前述したように、ある著作物の作成が法定の「職務著作」に当たるかどうかの判断は難しいことがあり、とりわけ、著作権法の専門家でない経営者の方が、不確かな情報や不正確な知識で判断することは、とても危険です。著作権法の専門家(裁判官を含めて)のなかでも、職務著作の該当性について、その判断が分かれる微妙なケースがあることも事実です。
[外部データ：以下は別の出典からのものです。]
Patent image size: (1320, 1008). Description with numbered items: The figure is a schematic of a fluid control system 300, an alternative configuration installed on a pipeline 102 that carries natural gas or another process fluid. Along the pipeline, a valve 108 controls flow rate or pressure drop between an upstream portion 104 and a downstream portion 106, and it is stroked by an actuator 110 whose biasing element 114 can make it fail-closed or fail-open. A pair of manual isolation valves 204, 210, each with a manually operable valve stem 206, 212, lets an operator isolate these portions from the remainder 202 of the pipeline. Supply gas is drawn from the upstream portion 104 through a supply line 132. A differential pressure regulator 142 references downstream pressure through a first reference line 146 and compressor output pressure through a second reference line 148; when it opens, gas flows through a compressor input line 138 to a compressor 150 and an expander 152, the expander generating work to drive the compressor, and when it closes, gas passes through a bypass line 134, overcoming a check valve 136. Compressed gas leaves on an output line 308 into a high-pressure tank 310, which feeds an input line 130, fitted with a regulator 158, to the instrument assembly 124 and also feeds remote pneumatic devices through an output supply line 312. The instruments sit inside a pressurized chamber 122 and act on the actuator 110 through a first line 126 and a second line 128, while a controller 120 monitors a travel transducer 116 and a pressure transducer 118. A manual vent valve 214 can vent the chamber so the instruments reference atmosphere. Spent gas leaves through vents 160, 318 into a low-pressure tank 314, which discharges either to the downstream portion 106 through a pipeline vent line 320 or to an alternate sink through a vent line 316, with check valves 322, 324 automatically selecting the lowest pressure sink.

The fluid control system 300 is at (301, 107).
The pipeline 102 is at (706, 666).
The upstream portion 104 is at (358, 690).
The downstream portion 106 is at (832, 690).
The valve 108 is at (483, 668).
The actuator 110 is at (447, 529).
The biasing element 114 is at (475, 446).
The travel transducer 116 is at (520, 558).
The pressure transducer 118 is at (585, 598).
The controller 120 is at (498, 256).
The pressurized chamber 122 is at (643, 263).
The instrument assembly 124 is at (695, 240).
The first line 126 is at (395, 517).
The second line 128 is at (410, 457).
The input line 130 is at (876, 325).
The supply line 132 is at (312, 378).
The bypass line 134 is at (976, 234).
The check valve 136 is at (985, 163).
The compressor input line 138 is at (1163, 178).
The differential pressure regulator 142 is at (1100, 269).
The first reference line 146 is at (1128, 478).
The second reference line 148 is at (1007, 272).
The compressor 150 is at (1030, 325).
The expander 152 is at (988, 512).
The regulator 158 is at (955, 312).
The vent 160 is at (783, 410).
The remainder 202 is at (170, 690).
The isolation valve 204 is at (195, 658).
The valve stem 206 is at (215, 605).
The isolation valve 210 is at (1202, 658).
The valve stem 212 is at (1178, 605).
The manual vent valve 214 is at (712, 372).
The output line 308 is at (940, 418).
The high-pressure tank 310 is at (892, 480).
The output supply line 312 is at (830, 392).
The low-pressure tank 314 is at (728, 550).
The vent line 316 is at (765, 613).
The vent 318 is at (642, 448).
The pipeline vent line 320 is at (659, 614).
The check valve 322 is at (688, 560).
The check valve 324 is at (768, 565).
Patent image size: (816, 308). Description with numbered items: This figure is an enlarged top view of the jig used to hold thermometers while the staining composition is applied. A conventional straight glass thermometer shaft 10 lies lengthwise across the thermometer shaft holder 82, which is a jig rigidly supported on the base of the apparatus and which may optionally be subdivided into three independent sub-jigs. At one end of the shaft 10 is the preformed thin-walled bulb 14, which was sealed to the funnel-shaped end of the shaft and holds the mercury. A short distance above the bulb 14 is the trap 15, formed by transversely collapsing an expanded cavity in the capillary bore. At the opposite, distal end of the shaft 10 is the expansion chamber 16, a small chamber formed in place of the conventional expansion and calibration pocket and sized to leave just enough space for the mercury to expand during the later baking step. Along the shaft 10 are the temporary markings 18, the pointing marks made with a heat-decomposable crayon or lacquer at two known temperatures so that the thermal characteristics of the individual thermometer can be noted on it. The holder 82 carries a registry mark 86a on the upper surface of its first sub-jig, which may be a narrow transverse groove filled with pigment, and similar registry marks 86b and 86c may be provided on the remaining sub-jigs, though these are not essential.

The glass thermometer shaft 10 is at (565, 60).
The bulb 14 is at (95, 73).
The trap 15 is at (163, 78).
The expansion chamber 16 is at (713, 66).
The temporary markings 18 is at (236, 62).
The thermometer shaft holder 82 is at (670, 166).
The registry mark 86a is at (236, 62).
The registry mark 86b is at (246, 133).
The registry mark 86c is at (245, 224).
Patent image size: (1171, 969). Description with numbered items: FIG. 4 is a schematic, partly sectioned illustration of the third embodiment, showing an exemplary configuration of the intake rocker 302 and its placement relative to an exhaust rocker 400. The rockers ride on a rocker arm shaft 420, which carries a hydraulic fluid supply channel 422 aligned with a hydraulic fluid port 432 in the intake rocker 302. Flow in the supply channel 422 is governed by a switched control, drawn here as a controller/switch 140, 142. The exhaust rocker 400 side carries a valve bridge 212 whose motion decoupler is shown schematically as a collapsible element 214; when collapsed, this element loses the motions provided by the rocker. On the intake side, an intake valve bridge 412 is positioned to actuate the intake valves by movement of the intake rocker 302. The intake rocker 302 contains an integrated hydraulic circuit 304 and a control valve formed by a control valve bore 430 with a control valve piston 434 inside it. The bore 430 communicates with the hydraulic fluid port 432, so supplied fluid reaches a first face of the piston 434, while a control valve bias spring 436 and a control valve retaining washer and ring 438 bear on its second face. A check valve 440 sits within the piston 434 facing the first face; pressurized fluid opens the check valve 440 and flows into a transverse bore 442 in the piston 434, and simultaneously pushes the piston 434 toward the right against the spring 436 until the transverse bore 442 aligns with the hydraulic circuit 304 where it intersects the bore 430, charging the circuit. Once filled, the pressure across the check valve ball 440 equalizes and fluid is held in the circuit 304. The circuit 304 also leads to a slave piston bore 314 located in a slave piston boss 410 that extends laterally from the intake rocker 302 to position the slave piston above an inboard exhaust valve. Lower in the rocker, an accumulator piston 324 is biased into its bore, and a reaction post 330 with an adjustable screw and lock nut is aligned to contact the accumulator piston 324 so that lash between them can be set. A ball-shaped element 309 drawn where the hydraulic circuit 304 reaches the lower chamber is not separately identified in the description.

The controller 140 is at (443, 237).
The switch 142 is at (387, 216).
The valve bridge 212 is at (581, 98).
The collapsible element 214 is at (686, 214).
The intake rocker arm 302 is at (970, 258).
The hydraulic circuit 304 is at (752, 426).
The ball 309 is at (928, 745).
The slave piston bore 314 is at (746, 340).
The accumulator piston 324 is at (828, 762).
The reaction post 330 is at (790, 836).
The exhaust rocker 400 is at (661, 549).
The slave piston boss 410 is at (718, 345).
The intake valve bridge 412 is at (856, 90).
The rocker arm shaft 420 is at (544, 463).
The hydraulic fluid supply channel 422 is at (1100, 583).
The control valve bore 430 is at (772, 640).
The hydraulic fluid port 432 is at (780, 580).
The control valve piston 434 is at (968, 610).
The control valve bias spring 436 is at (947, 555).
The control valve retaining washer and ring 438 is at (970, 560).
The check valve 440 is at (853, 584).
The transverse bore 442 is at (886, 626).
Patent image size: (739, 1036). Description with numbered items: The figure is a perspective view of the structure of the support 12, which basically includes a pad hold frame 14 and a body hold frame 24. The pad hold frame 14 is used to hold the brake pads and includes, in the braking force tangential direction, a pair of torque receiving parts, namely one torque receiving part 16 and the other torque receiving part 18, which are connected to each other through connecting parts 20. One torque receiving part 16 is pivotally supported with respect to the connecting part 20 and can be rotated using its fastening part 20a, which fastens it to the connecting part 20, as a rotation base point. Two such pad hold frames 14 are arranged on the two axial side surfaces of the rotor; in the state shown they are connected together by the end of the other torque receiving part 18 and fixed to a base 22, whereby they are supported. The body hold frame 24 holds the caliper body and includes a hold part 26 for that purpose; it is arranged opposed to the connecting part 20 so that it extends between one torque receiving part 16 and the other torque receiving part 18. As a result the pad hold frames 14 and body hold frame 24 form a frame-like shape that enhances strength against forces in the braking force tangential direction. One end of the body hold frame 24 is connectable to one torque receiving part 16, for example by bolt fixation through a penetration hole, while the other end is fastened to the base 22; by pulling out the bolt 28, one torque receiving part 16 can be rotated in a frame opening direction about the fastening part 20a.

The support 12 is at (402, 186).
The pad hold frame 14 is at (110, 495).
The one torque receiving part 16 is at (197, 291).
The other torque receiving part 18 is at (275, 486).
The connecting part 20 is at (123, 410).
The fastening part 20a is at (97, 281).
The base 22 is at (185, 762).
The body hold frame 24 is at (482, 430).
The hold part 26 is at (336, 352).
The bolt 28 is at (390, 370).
ところで、経営者の視点に立てば、会社等の従業員はもちろん、会社等に派遣されてくる派遣社員や、臨時雇いのアルバイトやフリーランスが作成したものの権利は「すべてもれなく会社等に帰属すべし」と望むのが一般的です。なしてや、雇用関係にある正規の従業員が作成する著作物であれば、それが会社等の発意に基づいたものかどうか、職務上作成したかどうか、誰の名義の下に公表するのかなどの問題とは関係なく、従業員作成にかかる著作物の権利は「すべてもれなく会社に帰属すべし」と考えるのは、経営者にしてみれば当然のことです。

 

著作権法15条はいわゆる「強行法規」(それに反する当事者間の合意のいかんを問わずに適用される規定)ではありません。著作物の作成に関して、当事者(会社等vs.従業員orアルバイトor派遣社員orフリーランス)が契約によってお互いの合意のもと、「職務著作」と異なる内容に変更することも可能です。ですから、経営者の視点から言うと、会社等の業務やプロジェクトに関係して作成される著作物については、「誰が」「いつ」「どこで」作成したのかに関係なく、また、それが「会社等の名義で公表される」か否かにかかわらず、業務やプロジェクトのその後の円滑な運営のために、会社等にとって「最善の権利関係(権利処理)」を準備しておくことが賢明です。最善を期すのであれば、会社等の業務やプロジェクトに関わるすべての者が作成する著作物に関して、あらかじめ、さまざまなケースを想定して、それぞれの会社等の実情に合った独自の社内ルール(例えば、『著作物取扱管理規程』のようなもの)を策定しておくことが、リスク管理の観点(業務やプロジェクトの予測可能性を高める観点)から肝要なのです。